For the first time in 33 months, U.S. CMBS loan delinquencies declined, with a large assist from hotels, according to the latest loan delinquency index result from Fitch Ratings.  

CMBS delinquencies dropped 88 basis points (bps) to 7.78% due largely to the resolution of seven loans greater than $100 million, including  the $4.1 billion Extended Stay America loan. At the same time, hotel delinquencies declined to 14.14% from 21.31%, the largest drop ever recorded of any CMBS asset type by Fitch.

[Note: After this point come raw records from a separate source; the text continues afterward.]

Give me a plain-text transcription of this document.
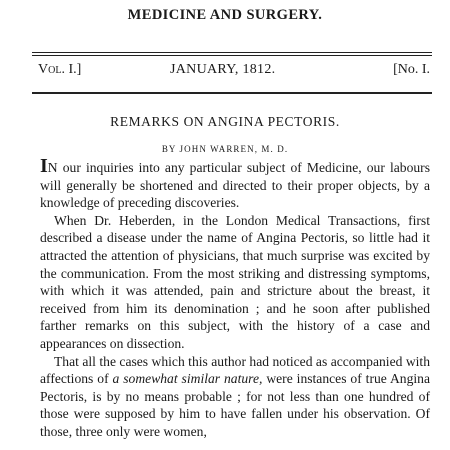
MEDICINE AND SURGERY.
Vol. I.]	JANUARY, 1812.	[No. I.
REMARKS ON ANGINA PECTORIS.
BY JOHN WARREN, M. D.

IN our inquiries into any particular subject of Medicine, our labours will generally be shortened and directed to their proper objects, by a knowledge of preceding discoveries.

When Dr. Heberden, in the London Medical Transactions, first described a disease under the name of Angina Pectoris, so little had it attracted the attention of physicians, that much surprise was excited by the communication. From the most striking and distressing symptoms, with which it was attended, pain and stricture about the breast, it received from him its denomination ; and he soon after published farther remarks on this subject, with the history of a case and appearances on dissection.

That all the cases which this author had noticed as accompanied with affections of a somewhat similar nature, were instances of true Angina Pectoris, is by no means probable ; for not less than one hundred of those were supposed by him to have fallen under his observation. Of those, three only were women,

"Whereas hotel-backed loans saw the most rapid performance deterioration, now the opposite is true," said managing director Mary MacNeill. "Hotel loans are now the most well-positioned to recover quickly when business and consumer spending resume and the economic recovery gains traction."

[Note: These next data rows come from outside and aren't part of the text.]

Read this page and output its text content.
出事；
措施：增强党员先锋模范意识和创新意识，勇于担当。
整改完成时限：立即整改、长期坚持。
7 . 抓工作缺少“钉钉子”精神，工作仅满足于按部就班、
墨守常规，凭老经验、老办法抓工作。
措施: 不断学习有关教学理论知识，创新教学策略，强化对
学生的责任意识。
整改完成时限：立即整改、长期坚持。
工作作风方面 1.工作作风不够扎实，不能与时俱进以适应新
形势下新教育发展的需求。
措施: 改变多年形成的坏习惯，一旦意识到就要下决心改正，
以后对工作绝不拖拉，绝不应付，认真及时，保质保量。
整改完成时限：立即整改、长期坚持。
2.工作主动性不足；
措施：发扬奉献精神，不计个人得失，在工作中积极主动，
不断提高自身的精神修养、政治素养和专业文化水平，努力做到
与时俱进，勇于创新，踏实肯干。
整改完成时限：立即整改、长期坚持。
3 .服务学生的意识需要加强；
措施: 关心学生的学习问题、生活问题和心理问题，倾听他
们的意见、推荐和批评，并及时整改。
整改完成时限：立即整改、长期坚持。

Delinquency rates for  multifamily properties were at 14.57%; for retail properties, 6.25%; for industrial properties, 5.83%; and office property delinquency rates were at  5.38%.

 But Data reported by Trepp showed that The volume of seriously impaired CMBS loans in New York City grew by 3.8 percent last month after a portfolio of 1,083 Upper West Side apartments co-owned by Pinnacle Group and private equity partner the Praedium Group slipped further into delinquency. According to a report in a the Real Deal .

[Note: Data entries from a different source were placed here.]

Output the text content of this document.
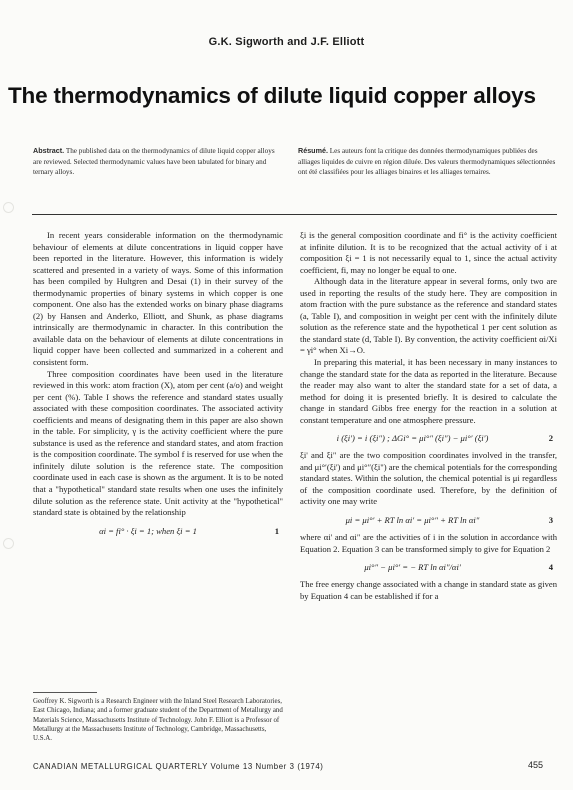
G.K. Sigworth and J.F. Elliott
The thermodynamics of dilute liquid copper alloys
Abstract. The published data on the thermodynamics of dilute liquid copper alloys are reviewed. Selected thermodynamic values have been tabulated for binary and ternary alloys.
Résumé. Les auteurs font la critique des données thermodynamiques publiées des alliages liquides de cuivre en région diluée. Des valeurs thermodynamiques sélectionnées ont été classifiées pour les alliages binaires et les alliages ternaires.

In recent years considerable information on the thermodynamic behaviour of elements at dilute concentrations in liquid copper have been reported in the literature. However, this information is widely scattered and presented in a variety of ways. Some of this information has been compiled by Hultgren and Desai (1) in their survey of the thermodynamic properties of binary systems in which copper is one component. One also has the extended works on binary phase diagrams (2) by Hansen and Anderko, Elliott, and Shunk, as phase diagrams intrinsically are thermodynamic in character. In this contribution the available data on the behaviour of elements at dilute concentrations in liquid copper have been collected and summarized in a coherent and consistent form.

Three composition coordinates have been used in the literature reviewed in this work: atom fraction (X), atom per cent (a/o) and weight per cent (%). Table I shows the reference and standard states usually associated with these composition coordinates. The associated activity coefficients and means of designating them in this paper are also shown in the table. For simplicity, γ is the activity coefficient where the pure substance is used as the reference and standard states, and atom fraction is the composition coordinate. The symbol f is reserved for use when the infinitely dilute solution is the reference state. The composition coordinate used in each case is shown as the argument. It is to be noted that a "hypothetical" standard state results when one uses the infinitely dilute solution as the reference state. Unit activity at the "hypothetical" standard state is obtained by the relationship

αi = fi° · ξi = 1; when ξi = 1	1
Geoffrey K. Sigworth is a Research Engineer with the Inland Steel Research Laboratories, East Chicago, Indiana; and a former graduate student of the Department of Metallurgy and Materials Science, Massachusetts Institute of Technology. John F. Elliott is a Professor of Metallurgy at the Massachusetts Institute of Technology, Cambridge, Massachusetts, U.S.A.

ξi is the general composition coordinate and fi° is the activity coefficient at infinite dilution. It is to be recognized that the actual activity of i at composition ξi = 1 is not necessarily equal to 1, since the actual activity coefficient, fi, may no longer be equal to one.

Although data in the literature appear in several forms, only two are used in reporting the results of the study here. They are composition in atom fraction with the pure substance as the reference and standard states (a, Table I), and composition in weight per cent with the infinitely dilute solution as the reference state and the hypothetical 1 per cent solution as the standard state (d, Table I). By convention, the activity coefficient αi/Xi = γi° when Xi→O.

In preparing this material, it has been necessary in many instances to change the standard state for the data as reported in the literature. Because the reader may also want to alter the standard state for a set of data, a method for doing it is presented briefly. It is desired to calculate the change in standard Gibbs free energy for the reaction in a solution at constant temperature and one atmosphere pressure.

i (ξi') = i (ξi") ; ΔGi° = μi°″ (ξi") − μi°′ (ξi')	2

ξi' and ξi" are the two composition coordinates involved in the transfer, and μi°′(ξi') and μi°″(ξi") are the chemical potentials for the corresponding standard states. Within the solution, the chemical potential is μi regardless of the composition coordinate used. Therefore, by the definition of activity one may write

μi = μi°′ + RT ln αi' = μi°″ + RT ln αi"	3

where αi' and αi" are the activities of i in the solution in accordance with Equation 2. Equation 3 can be transformed simply to give for Equation 2

μi°″ − μi°′ = − RT ln αi"/αi'	4

The free energy change associated with a change in standard state as given by Equation 4 can be established if for a

CANADIAN METALLURGICAL QUARTERLY Volume 13 Number 3 (1974)	455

The Pinnacle-Praedium delinquency is fourth-largest of 49 such loans in the city and alone is  responsible for the increase, which put the city's total volume of loans more than 60 days delinquent at $4.9 billion (see the full list of seriously delinquent New York City CMBS loans below).

The overall five-borough delinquency rate, which includes all defaulted CMBS loans, was 7.15 percent at the end of October, according to the Trepp data. That's still below the national CMBS delinquency rate of 8.58 percent.